I've pretty much only dealt with store-brand bullion...
-Also? What I said on page one or two about bullion being necessary supplies bears repeating - you can enhance most all your noodle/rice/boiled vegetables with bullion, cheap and easy.
I invented a kind of chowder when I discovered I didn't have a casserole for scalloped potatoes. Slice up some taters, chuck them in the Instant Pot and pour on enough milk to cover. Cook it on the "rice" setting. Meanwhile, cut up an onion or two and sautee it in butter, and cube some slices of ham. When the potatoes are done, throw in the onions and ham, add salt and pepper and some shredded cheddar or whatever cheese is handy. It's very filling.
Try running rice through a blender?Per your suggestion, I ran a small sample of uncooked whole white rice through a blender this morning. The blender on a medium to high speed created some coarsely ground rice. A blender on low speed simply shook the rice around the container. This process might suffice for future recipes calling for ground rice.
Alright, pulled pork round 2 is on tap for the weekend.
Round 1 was really good...but not quite 'there' as I really had to crank the heat just to eat on time and I think that hampered it a touch.

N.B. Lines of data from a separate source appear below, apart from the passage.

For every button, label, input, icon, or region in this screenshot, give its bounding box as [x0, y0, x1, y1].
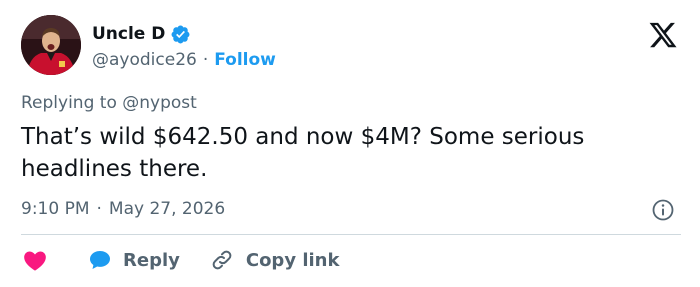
- verified-badge-icon: [171, 25, 190, 43]
- reply-context[interactable]: Replying to @nypost: [21, 93, 197, 113]
- avatar[interactable]: [21, 15, 81, 75]
- timestamp[interactable]: 9:10 PM · May 27, 2026: [21, 196, 225, 222]
- speech-bubble-icon: [90, 251, 110, 269]
- copy-link-button[interactable]: Copy link: [210, 248, 340, 272]
- timestamp-separator: ·: [96, 199, 102, 219]
- reply-button[interactable]: Reply: [87, 248, 180, 272]
- avatar-image: [21, 15, 81, 75]
- heart-icon: [24, 251, 46, 271]
- author-name[interactable]: Uncle D: [92, 24, 165, 44]
- handle-separator: ·: [202, 50, 209, 70]
- timestamp-date: May 27, 2026: [108, 199, 226, 219]
- like-button[interactable]: [21, 247, 49, 273]
- action-bar: Reply Copy link: [21, 245, 339, 275]
- copy-link-label: Copy link: [245, 249, 340, 271]
- author-handle[interactable]: @ayodice26: [92, 50, 197, 70]
- reply-label: Reply: [123, 249, 180, 271]
- timestamp-time: 9:10 PM: [21, 199, 90, 219]
- tweet-text: That’s wild $642.50 and now $4M? Some se…: [21, 124, 585, 182]
- follow-button[interactable]: Follow: [214, 50, 276, 70]
- divider: [21, 234, 681, 235]
- link-icon: [212, 250, 232, 270]
- info-icon[interactable]: [651, 198, 675, 222]
- x-logo-icon[interactable]: [646, 20, 680, 50]
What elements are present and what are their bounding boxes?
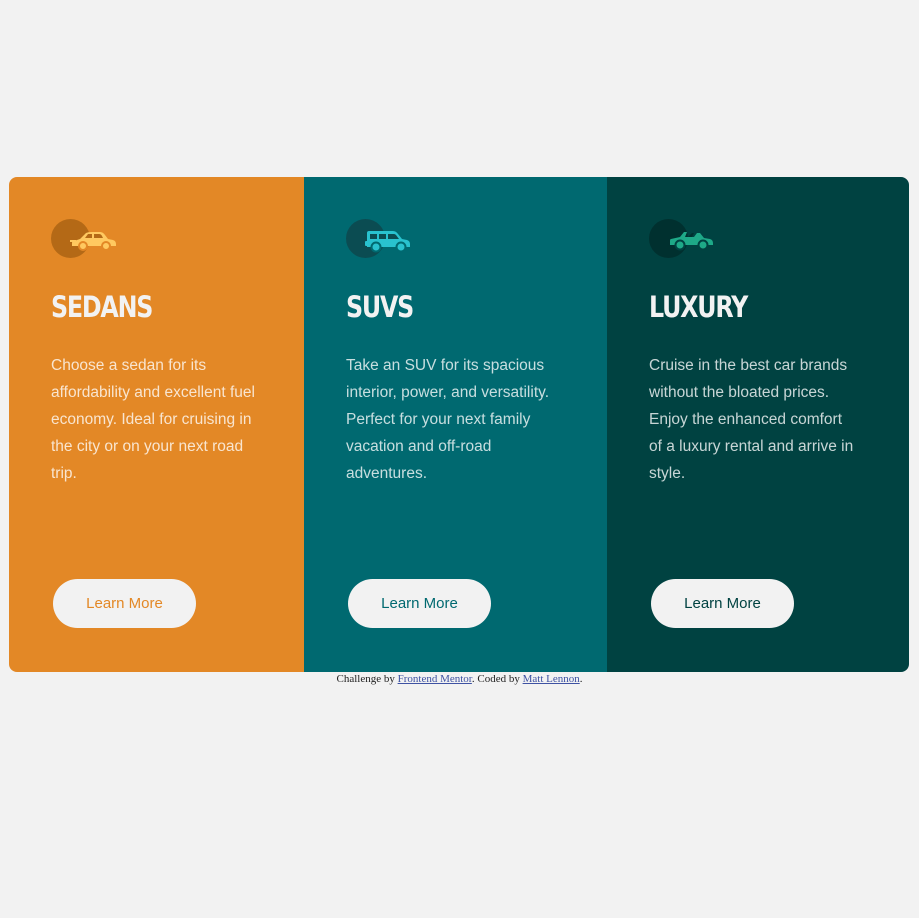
attribution-suffix: . — [579, 673, 583, 685]
learn-more-button[interactable]: Learn More — [348, 579, 491, 628]
card-title: SUVS — [346, 290, 414, 324]
suv-car-glyph — [365, 231, 410, 253]
learn-more-button[interactable]: Learn More — [53, 579, 196, 628]
card-description: Choose a sedan for its affordability and… — [51, 357, 255, 482]
sedan-car-glyph — [70, 232, 116, 251]
frontend-mentor-link[interactable]: Frontend Mentor — [398, 673, 472, 685]
author-link[interactable]: Matt Lennon — [523, 673, 580, 685]
attribution: Challenge by Frontend Mentor. Coded by M… — [0, 672, 919, 686]
luxury-car-glyph — [670, 232, 713, 251]
card-luxury: LUXURY Cruise in the best car brands wit… — [607, 177, 909, 672]
card-sedans: SEDANS Choose a sedan for its affordabil… — [9, 177, 304, 672]
card-title: LUXURY — [649, 290, 748, 324]
attribution-middle: . Coded by — [471, 673, 523, 685]
learn-more-button[interactable]: Learn More — [651, 579, 794, 628]
card-grid: SEDANS Choose a sedan for its affordabil… — [9, 177, 909, 672]
card-description: Take an SUV for its spacious interior, p… — [346, 357, 550, 482]
card-suvs: SUVS Take an SUV for its spacious interi… — [304, 177, 607, 672]
card-title: SEDANS — [51, 290, 153, 324]
attribution-prefix: Challenge by — [336, 673, 398, 685]
card-description: Cruise in the best car brands without th… — [649, 357, 854, 482]
luxury-car-icon — [649, 219, 717, 259]
suv-car-icon — [346, 219, 414, 259]
sedan-car-icon — [51, 219, 119, 259]
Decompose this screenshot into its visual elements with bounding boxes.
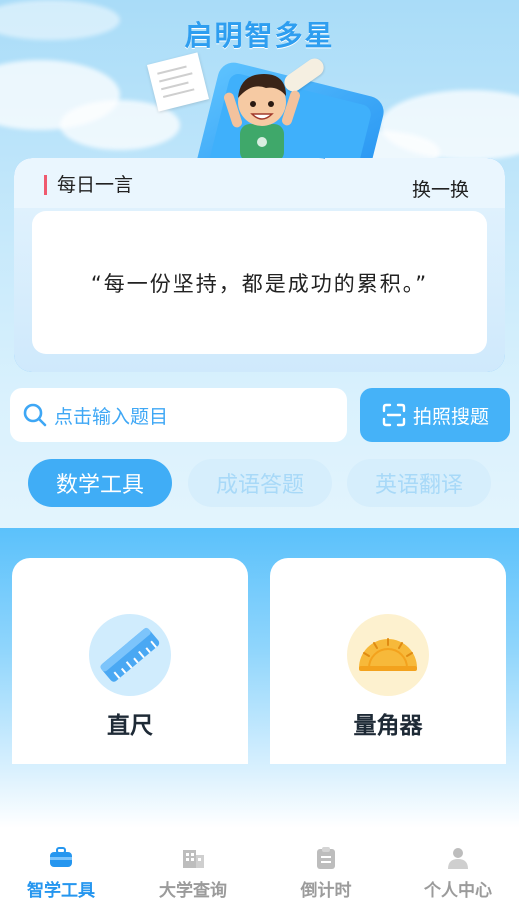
building-icon	[183, 850, 204, 868]
nav-item-profile[interactable]: 个人中心	[393, 844, 519, 901]
quote-content: “每一份坚持，都是成功的累积。”	[90, 271, 429, 296]
tool-label-protractor: 量角器	[353, 713, 423, 739]
scan-icon	[382, 403, 406, 427]
photo-search-label: 拍照搜题	[412, 405, 489, 428]
nav-label-profile: 个人中心	[424, 881, 492, 901]
nav-item-countdown[interactable]: 倒计时	[261, 844, 391, 901]
search-input[interactable]: 点击输入题目	[10, 388, 347, 442]
tool-label-ruler: 直尺	[107, 713, 153, 739]
tab-idiom-quiz[interactable]: 成语答题	[188, 459, 332, 507]
toolbox-icon	[50, 847, 72, 867]
tool-card-protractor[interactable]: 量角器	[270, 558, 506, 764]
quote-text: “每一份坚持，都是成功的累积。”	[32, 211, 487, 354]
change-quote-button[interactable]: 换一换	[412, 175, 469, 202]
nav-label-countdown: 倒计时	[300, 881, 352, 901]
person-icon	[448, 848, 468, 869]
nav-label-smart-tools: 智学工具	[27, 881, 95, 901]
boy-illustration	[223, 74, 301, 162]
protractor-icon	[359, 638, 417, 671]
clipboard-icon	[317, 847, 335, 869]
nav-item-university[interactable]: 大学查询	[128, 844, 258, 901]
search-icon	[23, 403, 47, 427]
tab-english-translate[interactable]: 英语翻译	[347, 459, 491, 507]
tool-card-ruler[interactable]: 直尺	[12, 558, 248, 764]
nav-label-university: 大学查询	[159, 881, 227, 901]
app-title: 启明智多星	[184, 19, 335, 52]
photo-search-button[interactable]: 拍照搜题	[360, 388, 510, 442]
tab-math-tools[interactable]: 数学工具	[28, 459, 172, 507]
quote-title: 每日一言	[44, 175, 133, 195]
nav-item-smart-tools[interactable]: 智学工具	[0, 844, 126, 901]
ruler-icon	[100, 627, 160, 682]
search-placeholder: 点击输入题目	[54, 405, 169, 428]
bottom-nav: 智学工具 大学查询 倒计时 个人中心	[0, 836, 519, 906]
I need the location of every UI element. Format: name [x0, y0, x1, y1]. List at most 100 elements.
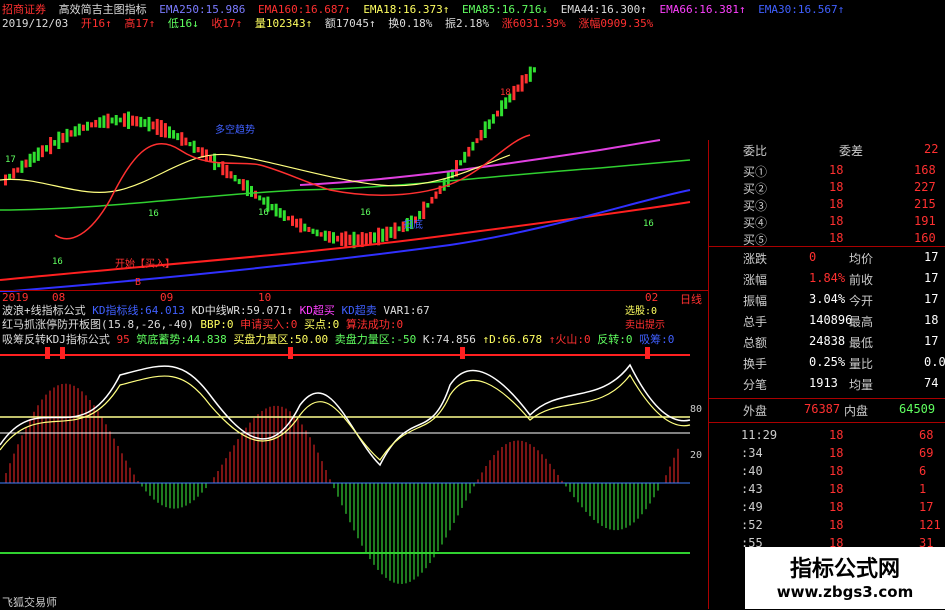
order-volume: 215 — [914, 197, 936, 211]
divider — [709, 246, 945, 247]
candle — [180, 132, 184, 146]
stat-label2: 最低 — [849, 336, 874, 350]
tick-time: :34 — [741, 446, 763, 460]
candle — [483, 121, 487, 138]
candle — [491, 114, 495, 124]
period-label[interactable]: 日线 — [680, 291, 702, 307]
candle — [278, 208, 282, 218]
candle — [20, 160, 24, 173]
tick-time: 11:29 — [741, 428, 778, 442]
tick-volume: 17 — [919, 500, 934, 514]
volume-value: 量102343↑ — [254, 17, 313, 30]
divider — [709, 422, 945, 423]
candle — [528, 66, 532, 82]
candle — [40, 145, 44, 158]
quote-panel: 委比 委差 22 买① 18 168 买② 18 227 买③ 18 215 买④ 1… — [708, 140, 945, 609]
candle — [286, 216, 290, 221]
order-price: 18 — [829, 214, 844, 228]
candle — [77, 123, 81, 136]
stat-value: 1.84% — [809, 271, 846, 285]
stat-label: 涨幅 — [743, 273, 768, 287]
stat-row: 涨幅 1.84% 前收 17 — [709, 269, 945, 290]
buy-b-label: B — [135, 277, 141, 288]
stat-label2: 均量 — [849, 378, 874, 392]
tick-time: :49 — [741, 500, 763, 514]
candle — [65, 128, 69, 143]
k-line — [0, 363, 691, 467]
stat-value: 0 — [809, 250, 817, 264]
candle — [114, 114, 118, 126]
price-label: 16 — [360, 208, 371, 218]
stat-value2: 17 — [924, 271, 939, 285]
candle — [364, 233, 368, 245]
candle — [459, 160, 463, 166]
candle — [475, 138, 479, 144]
candle — [16, 167, 20, 173]
stat-label2: 最高 — [849, 315, 874, 329]
candle — [163, 123, 167, 138]
candle — [393, 222, 397, 239]
candle — [442, 178, 446, 191]
diff-value: 22 — [924, 142, 939, 156]
candle — [73, 126, 77, 137]
candle — [291, 215, 294, 226]
candle — [172, 130, 176, 139]
candlestick-chart[interactable]: 17 16 16 16 16 18 16 多空趋势 开始【买入】 B 扫底 — [0, 30, 708, 292]
candle — [512, 85, 516, 101]
price-label: 16 — [148, 209, 159, 219]
candle — [487, 119, 491, 130]
candle — [299, 218, 303, 233]
candle — [127, 111, 130, 129]
change-value: 涨6031.39% — [501, 17, 566, 30]
candle — [131, 115, 135, 126]
candle — [241, 179, 245, 191]
stat-value: 1913 — [809, 376, 838, 390]
ratio-label: 委比 — [743, 144, 768, 158]
stat-label2: 均价 — [849, 252, 874, 266]
watermark-logo: 指标公式网 www.zbgs3.com — [745, 547, 945, 609]
stat-value2: 17 — [924, 250, 939, 264]
candle — [520, 75, 524, 92]
stat-label2: 前收 — [849, 273, 874, 287]
stat-label: 总手 — [743, 315, 768, 329]
stat-value2: 17 — [924, 334, 939, 348]
signal-marker — [45, 347, 50, 359]
candle — [250, 185, 253, 197]
candle — [524, 74, 528, 84]
diff-label: 委差 — [839, 144, 864, 158]
price-label: 18 — [500, 88, 511, 98]
candle — [139, 116, 143, 128]
outer-value: 76387 — [804, 402, 841, 416]
stat-label: 换手 — [743, 357, 768, 371]
candle — [500, 100, 504, 117]
candle — [496, 110, 499, 117]
amount-value: 额17045↑ — [324, 17, 376, 30]
open-value: 开16↑ — [80, 17, 112, 30]
amplitude-value: 振2.18% — [444, 17, 490, 30]
candle — [282, 210, 286, 221]
candle — [32, 151, 36, 163]
order-price: 18 — [829, 197, 844, 211]
candle — [430, 196, 434, 204]
stat-value: 24838 — [809, 334, 846, 348]
candle — [151, 121, 155, 130]
candle — [356, 234, 360, 246]
divider — [709, 398, 945, 399]
candle — [295, 218, 299, 228]
order-price: 18 — [829, 231, 844, 245]
stat-row: 总手 140896 最高 18 — [709, 311, 945, 332]
candle — [24, 159, 28, 168]
order-volume: 191 — [914, 214, 936, 228]
tick-volume: 69 — [919, 446, 934, 460]
candle — [516, 84, 520, 92]
candle — [209, 155, 212, 162]
order-price: 18 — [829, 163, 844, 177]
date-value: 2019/12/03 — [2, 17, 69, 30]
tick-price: 18 — [829, 482, 844, 496]
candle — [159, 120, 163, 138]
stat-row: 分笔 1913 均量 74 — [709, 374, 945, 395]
stat-label: 分笔 — [743, 378, 768, 392]
indicator-chart[interactable] — [0, 325, 708, 595]
ohlc-values-line: 2019/12/03 开16↑ 高17↑ 低16↓ 收17↑ 量102343↑ … — [2, 15, 659, 31]
tick-volume: 68 — [919, 428, 934, 442]
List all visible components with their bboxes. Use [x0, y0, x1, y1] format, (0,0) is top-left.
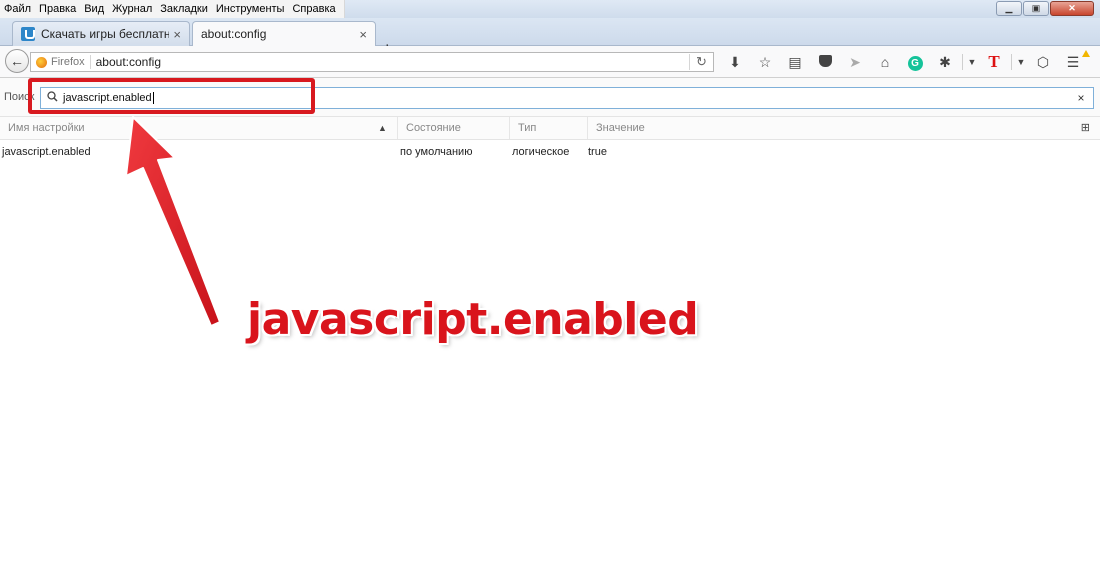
- annotation-label: javascript.enabled: [247, 294, 699, 345]
- arrow-shape: [125, 116, 221, 327]
- annotation-arrow: [125, 116, 221, 327]
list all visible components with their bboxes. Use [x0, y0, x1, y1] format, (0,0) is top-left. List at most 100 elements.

Didn't quite get the bark right. Planning several extra hours this time.
I'm using a mustard based bbq sauce that's really kinda funny. It's not a good sauce on it's own, but it blends REALLY well with chicken and pork.
Might even try some pulled chicken on the side while we're at it.
[pronounced ohkree, btw]
At supper today, we were discussing the seasoning of the chicken and rice we were eating, and Buster's Gramma articulated an important spicing principal.
"You can add more later, but you can't take away."